I thought I vaguely new what content strategy was about but Ros introduced the audience to a whole new world of content strategy. These are my notes:
- What is Content Strategy? Ros suggested the definition by Christina Halverson in Content Strategy for the Web and in it’s most basic form concerns the creation, delivery and governance of content.
- Content begins with differentiation
- It’s not just about what you create. Its also the why? how? when? where? for whom? how often? and what next?
- Substance + Workflow + Governance + Structure = Core.
- Substance = What content do customers need to enable them to buy products. They come the your website to complete a task.

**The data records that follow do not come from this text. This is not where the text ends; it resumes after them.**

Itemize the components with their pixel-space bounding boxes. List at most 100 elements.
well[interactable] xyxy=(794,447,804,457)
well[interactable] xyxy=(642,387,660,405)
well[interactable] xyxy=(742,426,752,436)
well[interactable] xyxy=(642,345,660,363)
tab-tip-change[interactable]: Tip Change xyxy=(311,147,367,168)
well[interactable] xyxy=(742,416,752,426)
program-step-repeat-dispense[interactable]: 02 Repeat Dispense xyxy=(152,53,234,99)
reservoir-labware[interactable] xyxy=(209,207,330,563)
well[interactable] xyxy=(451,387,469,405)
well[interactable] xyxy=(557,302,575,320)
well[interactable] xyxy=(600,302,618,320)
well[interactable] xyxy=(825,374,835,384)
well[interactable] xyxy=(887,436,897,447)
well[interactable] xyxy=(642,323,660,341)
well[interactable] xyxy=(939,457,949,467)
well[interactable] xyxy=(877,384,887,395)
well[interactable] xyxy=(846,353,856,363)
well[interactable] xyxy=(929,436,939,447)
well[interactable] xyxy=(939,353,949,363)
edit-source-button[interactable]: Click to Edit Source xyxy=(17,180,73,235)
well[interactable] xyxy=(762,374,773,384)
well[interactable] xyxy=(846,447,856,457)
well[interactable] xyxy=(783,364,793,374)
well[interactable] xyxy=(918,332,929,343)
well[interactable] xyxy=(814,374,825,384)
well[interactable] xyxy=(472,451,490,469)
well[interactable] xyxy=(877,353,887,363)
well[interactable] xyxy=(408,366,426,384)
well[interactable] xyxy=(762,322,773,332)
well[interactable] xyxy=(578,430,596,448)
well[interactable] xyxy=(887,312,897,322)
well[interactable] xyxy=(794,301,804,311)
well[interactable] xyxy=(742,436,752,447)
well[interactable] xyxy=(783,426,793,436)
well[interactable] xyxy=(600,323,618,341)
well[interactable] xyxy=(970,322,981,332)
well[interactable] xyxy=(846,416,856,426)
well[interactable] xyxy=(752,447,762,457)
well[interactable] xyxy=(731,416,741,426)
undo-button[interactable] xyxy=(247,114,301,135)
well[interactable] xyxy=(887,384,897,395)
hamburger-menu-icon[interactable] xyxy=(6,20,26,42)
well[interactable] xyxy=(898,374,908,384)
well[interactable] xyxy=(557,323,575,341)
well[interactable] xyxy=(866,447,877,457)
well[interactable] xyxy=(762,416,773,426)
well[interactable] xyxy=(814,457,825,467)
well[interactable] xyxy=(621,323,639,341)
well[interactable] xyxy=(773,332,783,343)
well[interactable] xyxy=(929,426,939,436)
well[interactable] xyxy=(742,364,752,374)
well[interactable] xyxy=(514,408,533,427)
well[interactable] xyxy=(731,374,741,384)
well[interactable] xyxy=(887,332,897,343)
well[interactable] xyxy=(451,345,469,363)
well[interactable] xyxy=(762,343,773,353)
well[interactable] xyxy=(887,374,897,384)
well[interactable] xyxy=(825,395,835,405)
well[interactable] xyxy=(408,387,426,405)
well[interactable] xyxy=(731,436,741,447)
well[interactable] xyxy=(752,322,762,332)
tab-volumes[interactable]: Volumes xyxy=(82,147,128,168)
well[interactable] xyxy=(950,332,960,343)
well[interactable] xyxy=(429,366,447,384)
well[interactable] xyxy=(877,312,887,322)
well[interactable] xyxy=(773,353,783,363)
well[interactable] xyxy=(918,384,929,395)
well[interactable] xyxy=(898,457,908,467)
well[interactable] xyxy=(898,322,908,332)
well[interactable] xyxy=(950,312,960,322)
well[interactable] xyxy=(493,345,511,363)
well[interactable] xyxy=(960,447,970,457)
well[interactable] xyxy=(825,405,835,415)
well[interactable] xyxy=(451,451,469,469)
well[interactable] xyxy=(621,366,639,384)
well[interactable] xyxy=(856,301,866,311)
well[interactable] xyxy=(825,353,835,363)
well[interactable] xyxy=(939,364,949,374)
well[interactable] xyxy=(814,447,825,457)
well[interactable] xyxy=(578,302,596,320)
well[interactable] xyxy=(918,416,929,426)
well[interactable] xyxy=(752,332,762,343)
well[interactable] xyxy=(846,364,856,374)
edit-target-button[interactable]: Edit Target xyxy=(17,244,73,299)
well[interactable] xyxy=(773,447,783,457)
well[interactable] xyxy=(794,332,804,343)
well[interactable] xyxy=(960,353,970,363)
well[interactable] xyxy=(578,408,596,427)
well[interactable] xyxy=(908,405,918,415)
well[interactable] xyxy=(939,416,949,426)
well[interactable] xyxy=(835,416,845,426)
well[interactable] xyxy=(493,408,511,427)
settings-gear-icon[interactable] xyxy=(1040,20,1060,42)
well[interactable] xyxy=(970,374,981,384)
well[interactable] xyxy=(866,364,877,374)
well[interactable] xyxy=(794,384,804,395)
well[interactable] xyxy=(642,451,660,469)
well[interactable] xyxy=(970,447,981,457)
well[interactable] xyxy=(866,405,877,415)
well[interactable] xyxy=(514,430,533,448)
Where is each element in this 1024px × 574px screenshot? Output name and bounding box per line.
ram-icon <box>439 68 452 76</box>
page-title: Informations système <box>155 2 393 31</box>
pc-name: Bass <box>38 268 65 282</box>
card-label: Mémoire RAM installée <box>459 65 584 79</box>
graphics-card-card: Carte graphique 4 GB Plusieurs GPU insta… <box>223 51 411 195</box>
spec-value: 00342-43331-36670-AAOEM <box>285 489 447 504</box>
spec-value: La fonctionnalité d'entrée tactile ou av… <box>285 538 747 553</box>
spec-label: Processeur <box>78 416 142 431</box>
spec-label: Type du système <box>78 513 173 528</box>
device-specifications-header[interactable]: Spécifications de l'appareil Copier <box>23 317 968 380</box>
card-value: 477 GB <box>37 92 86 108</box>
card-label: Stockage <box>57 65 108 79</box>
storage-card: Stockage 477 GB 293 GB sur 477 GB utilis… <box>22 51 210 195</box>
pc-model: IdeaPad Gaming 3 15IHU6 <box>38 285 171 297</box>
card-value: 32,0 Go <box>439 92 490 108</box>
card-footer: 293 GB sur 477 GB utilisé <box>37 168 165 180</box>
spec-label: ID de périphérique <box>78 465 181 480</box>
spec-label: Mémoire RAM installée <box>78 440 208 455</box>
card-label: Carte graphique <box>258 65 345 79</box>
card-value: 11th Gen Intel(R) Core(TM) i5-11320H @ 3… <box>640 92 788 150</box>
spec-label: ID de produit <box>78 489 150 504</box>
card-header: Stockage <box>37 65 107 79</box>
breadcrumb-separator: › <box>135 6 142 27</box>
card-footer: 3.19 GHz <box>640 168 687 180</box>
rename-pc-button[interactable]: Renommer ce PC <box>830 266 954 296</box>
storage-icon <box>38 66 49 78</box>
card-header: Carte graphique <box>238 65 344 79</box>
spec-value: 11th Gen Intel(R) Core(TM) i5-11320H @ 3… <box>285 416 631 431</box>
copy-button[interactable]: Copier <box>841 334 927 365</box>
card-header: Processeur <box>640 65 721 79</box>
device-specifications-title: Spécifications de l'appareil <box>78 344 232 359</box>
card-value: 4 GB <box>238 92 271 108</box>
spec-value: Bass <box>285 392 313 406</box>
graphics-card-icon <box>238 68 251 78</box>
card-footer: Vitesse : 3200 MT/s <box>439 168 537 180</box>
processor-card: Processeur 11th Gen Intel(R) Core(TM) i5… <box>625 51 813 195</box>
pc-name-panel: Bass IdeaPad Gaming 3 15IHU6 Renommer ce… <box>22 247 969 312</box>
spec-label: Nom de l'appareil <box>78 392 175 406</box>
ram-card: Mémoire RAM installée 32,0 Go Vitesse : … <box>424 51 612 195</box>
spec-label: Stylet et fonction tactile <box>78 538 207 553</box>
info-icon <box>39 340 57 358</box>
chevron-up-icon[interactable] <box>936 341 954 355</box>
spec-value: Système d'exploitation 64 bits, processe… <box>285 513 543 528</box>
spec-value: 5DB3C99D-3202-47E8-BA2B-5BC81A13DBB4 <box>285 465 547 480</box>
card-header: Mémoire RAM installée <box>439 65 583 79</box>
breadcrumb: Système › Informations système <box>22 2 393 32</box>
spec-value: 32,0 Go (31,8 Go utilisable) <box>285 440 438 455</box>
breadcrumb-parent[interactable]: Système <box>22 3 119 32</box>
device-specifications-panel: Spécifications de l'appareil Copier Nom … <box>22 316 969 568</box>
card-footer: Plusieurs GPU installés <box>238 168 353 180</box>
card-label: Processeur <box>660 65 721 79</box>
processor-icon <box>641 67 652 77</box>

- Structure = Is the content structured forcustomers to find and for multi channel delivery. Should be cleanly formatted.
- All content should be usable on website, mobile, apps, tablet, print, email, intranet, blogs, microsites and social media. Lots of platforms!
- Anne Rockley speaks of intelligent content including meta data for SERPs
- Blobs versus chunks. No big blobs of large content. Break everything down in to flexible chunks of information, for example, one chunk of 140 charaters for Twitter so the samw piece of content doesn’t have to be constantly repurposed for different channels. Reusable chunks are faster to get to market, have a reduced cost, improved quality, predictability and unlimited delivery. No different versions, one single source.
- Get the right content, to the right customer at the right time!
– Speak to customers, think of content first, have a reuse strategy and created structured, intelligent content.
Online PR & Social Media Fundamentals
The other conference speaker worth mentioning was Michelle Goodall’s Online PR & Social Media Fundamentals. Michelle is also the second type of presenter. She’s been in the industry a long time and really knows what she’s talking about. She also made me go bright red by mentioning me and my company Farrow & Ball as a case study. Shucks.
Michelle’s presentation is rather handily on Slideshare and can be viewed here.
A good event and thoroughly recommended.